A lot of modern parenting advice seems geared towards eliminating as much of the inconvenience of early parenthood as possible. New mothers are encouraged to sleep train their infants, to feed them on a schedule, to make sure they accept a bottle so that other adults can participate in feeding. The difficulties of motherhood (and the perfectly normal demands of infants) are increasingly pathologized, rather than seen as a difficult but generally normal part of life.
If you haven’t already read it, then I urge you to read Reclaiming Childbirth as a Rite of Passage by Dr Rachel Reed for more on this.
The Triple Goddess is a female deity/ archetype made up of Maiden, Mother & Crone, each of which symbolise a different stage in the life cycle of a woman.
The Maiden represents youth, new beginnings, beauty, enchantment and expansion, and is represented by the waxing moon;
The Mother represents fertility, stability, nurturing, power and life, and is represented by the full moon;
The Crone represents wisdom, death, and endings, and is represented by the waning moon.
I remember being told not to "lose myself" over and over, as if I truly knew who I was in the first place.

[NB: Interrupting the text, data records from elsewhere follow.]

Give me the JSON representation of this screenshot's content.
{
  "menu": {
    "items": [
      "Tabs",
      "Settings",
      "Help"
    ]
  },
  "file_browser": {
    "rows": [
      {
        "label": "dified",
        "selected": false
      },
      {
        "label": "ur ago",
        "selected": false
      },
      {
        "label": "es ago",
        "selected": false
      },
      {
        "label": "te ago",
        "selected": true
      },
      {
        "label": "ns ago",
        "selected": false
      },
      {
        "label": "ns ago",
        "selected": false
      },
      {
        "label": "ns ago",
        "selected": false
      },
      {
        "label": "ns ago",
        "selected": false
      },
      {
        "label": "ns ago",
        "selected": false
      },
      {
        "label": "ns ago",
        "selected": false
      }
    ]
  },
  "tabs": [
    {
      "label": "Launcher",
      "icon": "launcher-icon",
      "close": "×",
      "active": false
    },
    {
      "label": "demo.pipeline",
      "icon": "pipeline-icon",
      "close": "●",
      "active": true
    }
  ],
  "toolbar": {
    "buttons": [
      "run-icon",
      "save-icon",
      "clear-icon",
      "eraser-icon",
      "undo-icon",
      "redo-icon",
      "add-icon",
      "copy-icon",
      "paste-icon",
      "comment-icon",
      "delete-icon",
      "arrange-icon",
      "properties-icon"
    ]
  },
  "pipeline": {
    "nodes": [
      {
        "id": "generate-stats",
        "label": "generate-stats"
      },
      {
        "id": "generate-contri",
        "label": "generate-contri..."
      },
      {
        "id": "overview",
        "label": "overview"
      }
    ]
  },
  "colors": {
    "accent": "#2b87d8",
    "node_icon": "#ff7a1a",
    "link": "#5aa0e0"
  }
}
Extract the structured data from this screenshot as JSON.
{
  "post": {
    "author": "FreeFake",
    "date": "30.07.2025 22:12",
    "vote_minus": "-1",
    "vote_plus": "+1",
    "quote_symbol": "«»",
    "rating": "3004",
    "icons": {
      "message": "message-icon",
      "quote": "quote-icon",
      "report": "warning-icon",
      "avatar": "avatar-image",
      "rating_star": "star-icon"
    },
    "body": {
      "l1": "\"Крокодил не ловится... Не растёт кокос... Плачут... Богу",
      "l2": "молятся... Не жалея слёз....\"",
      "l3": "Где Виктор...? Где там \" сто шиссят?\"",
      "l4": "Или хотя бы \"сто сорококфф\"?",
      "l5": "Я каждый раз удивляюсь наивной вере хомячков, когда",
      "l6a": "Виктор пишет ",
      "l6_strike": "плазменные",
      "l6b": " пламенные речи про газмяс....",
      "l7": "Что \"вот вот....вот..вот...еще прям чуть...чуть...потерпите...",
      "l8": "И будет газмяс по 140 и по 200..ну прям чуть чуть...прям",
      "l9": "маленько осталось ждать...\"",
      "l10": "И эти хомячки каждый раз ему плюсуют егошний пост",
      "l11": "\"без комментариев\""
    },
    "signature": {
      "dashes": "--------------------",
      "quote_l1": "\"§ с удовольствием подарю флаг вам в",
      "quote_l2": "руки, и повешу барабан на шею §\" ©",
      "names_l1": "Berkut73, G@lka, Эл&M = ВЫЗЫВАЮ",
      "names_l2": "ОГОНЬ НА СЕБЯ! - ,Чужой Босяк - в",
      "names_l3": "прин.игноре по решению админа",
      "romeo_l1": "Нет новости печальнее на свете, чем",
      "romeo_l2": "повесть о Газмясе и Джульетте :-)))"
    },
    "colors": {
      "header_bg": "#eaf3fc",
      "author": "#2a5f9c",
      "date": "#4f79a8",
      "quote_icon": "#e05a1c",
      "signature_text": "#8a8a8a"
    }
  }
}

I mean, what was I doing? Going to grad school nonstop and drinking coffee on NYC sidewalks? That was supposed to be the pinnacle of existence? It truly took having babies to figure my shit out and to realize that this is what I was meant for and this is the greatest work.
This definitely rings true to me.
At the same time I do sense the need to “be my own person” and that’s actually the reason I am here on Substack, writing. But that person isn’t who I was before motherhood, she's totally different as a mother (and I would say also as a wife/homemaker, they’re all quite linked). I’ve always loved writing, but never published anything I really cared about before. Now, I feel much more confident and solid in myself and my thoughts and opinions, wile also being welcoming of others. The maiden has died so the mother could be born, but in a way I was happy for her to die; she was so sad and insecure. Who I am now is much stronger, more vibrant, powerful and effective.